The Problem Of Similarity In Language Process

Translation is the activity that renders knowledge, whether literary or scientific, a mobile nature of culture. Such mobility, in turn, is what gives human understanding a deep and lasting influence beyond the borders of its primary setting. Discussions related to the theory, practice, and history of translation have preferred to pay attention on literary and holy texts. Yet translation services have been a central determinant in the history of scientific knowledge as well, that’s why critical element in its intellectual history, and continues to be so at present.
Despite such importance, science and medical translation has been a topic of only sporadic scholarly study. The so-named “invisibility” of the literary translator, whose labor and worth tend to be ignored in favor of the original writer, doubly applies to the scientific translator, who has been neglected even by the sphere of translation studies, with a few notable exceptions. Such exceptions for example, concerning the transmission of ancient Greek and medieval Islamic knowledge reveal an interesting truth: no less than with literary works, translators of science and medicine have often imposed new elements upon the texts they have rendered, enriching and broadening them by adaptation to new cultural contexts. Just as the world has benefited greatly from the translation of scientific and medical techniques into variety of lingvas, so has this knowledge been advanced by translation in turn.

As translation science developed, however, the consensus view expanded to include cultural, interpretive, interpersonal, cognitive, and even technical causes as well.
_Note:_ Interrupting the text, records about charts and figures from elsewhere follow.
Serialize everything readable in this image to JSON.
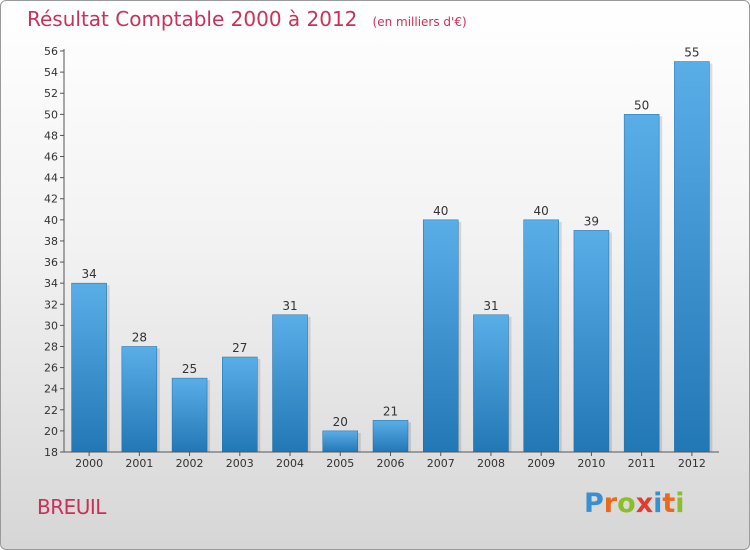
{
  "header": {
    "title": "Résultat Comptable 2000 à 2012",
    "subtitle": "(en milliers d'€)"
  },
  "footer": {
    "commune": "BREUIL",
    "logo_letters": [
      "P",
      "r",
      "o",
      "x",
      "i",
      "t",
      "i"
    ],
    "logo_colors": [
      "#3b8fd0",
      "#e96a1e",
      "#8bbf2a",
      "#e33b2e",
      "#3b8fd0",
      "#e96a1e",
      "#8bbf2a"
    ]
  },
  "colors": {
    "bar_top": "#5aaee8",
    "bar_bottom": "#2277b5",
    "title": "#c8325a",
    "axis": "#555555",
    "grid": "#bbbbbb"
  },
  "chart_data": {
    "type": "bar",
    "title": "Résultat Comptable 2000 à 2012",
    "subtitle": "(en milliers d'€)",
    "xlabel": "",
    "ylabel": "",
    "categories": [
      "2000",
      "2001",
      "2002",
      "2003",
      "2004",
      "2005",
      "2006",
      "2007",
      "2008",
      "2009",
      "2010",
      "2011",
      "2012"
    ],
    "values": [
      34,
      28,
      25,
      27,
      31,
      20,
      21,
      40,
      31,
      40,
      39,
      50,
      55
    ],
    "ylim": [
      18,
      56
    ],
    "ytick_step": 2,
    "yticks": [
      "18",
      "20",
      "22",
      "24",
      "26",
      "28",
      "30",
      "32",
      "34",
      "36",
      "38",
      "40",
      "42",
      "44",
      "46",
      "48",
      "50",
      "52",
      "54",
      "56"
    ],
    "grid": false
  }
}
With the advent of the functionalist approach in translation theory, the function or purpose of translated texts as communicative tools moved into the spot of attention, where it remains today.

Although this opinion lacks space to even outline the impressive number of factors that have been investigated until now, it is fair to underline that translation studies as a field has moved radically in the direction of embracing an integrative approach to translation that sees itself as a cross-subject with virtually no aspect of the communicative process being outside its scope of reference. Maybe one of the most overriding shifts in translation theory has been from the static to the dynamic: from seeing the translation process as one of establishing equivalence between original and translated texts to seeing it instead as one of cognitive, social, and communicative action. Results of think-aloud studies on the mental processes involved in translation, focusing primarily on the interplay between intuitions and strategies, suggest that mental process research can be a good source of knowledge about how experts and novices translate differently.
This investigation may really make valuable commitment to translation pedagogy in the future, for example in specifying a role for strategy and creativity exercises.
Partly as a result of the equivalence-to-action shift in translation theory, there is an rising awareness that translation experts must be actively engaged in the development of individually found skills for dealing with the endless number unforeseeable combinations of factors that they will obviously pass in their professional work. Language like the space cannot be ever measured!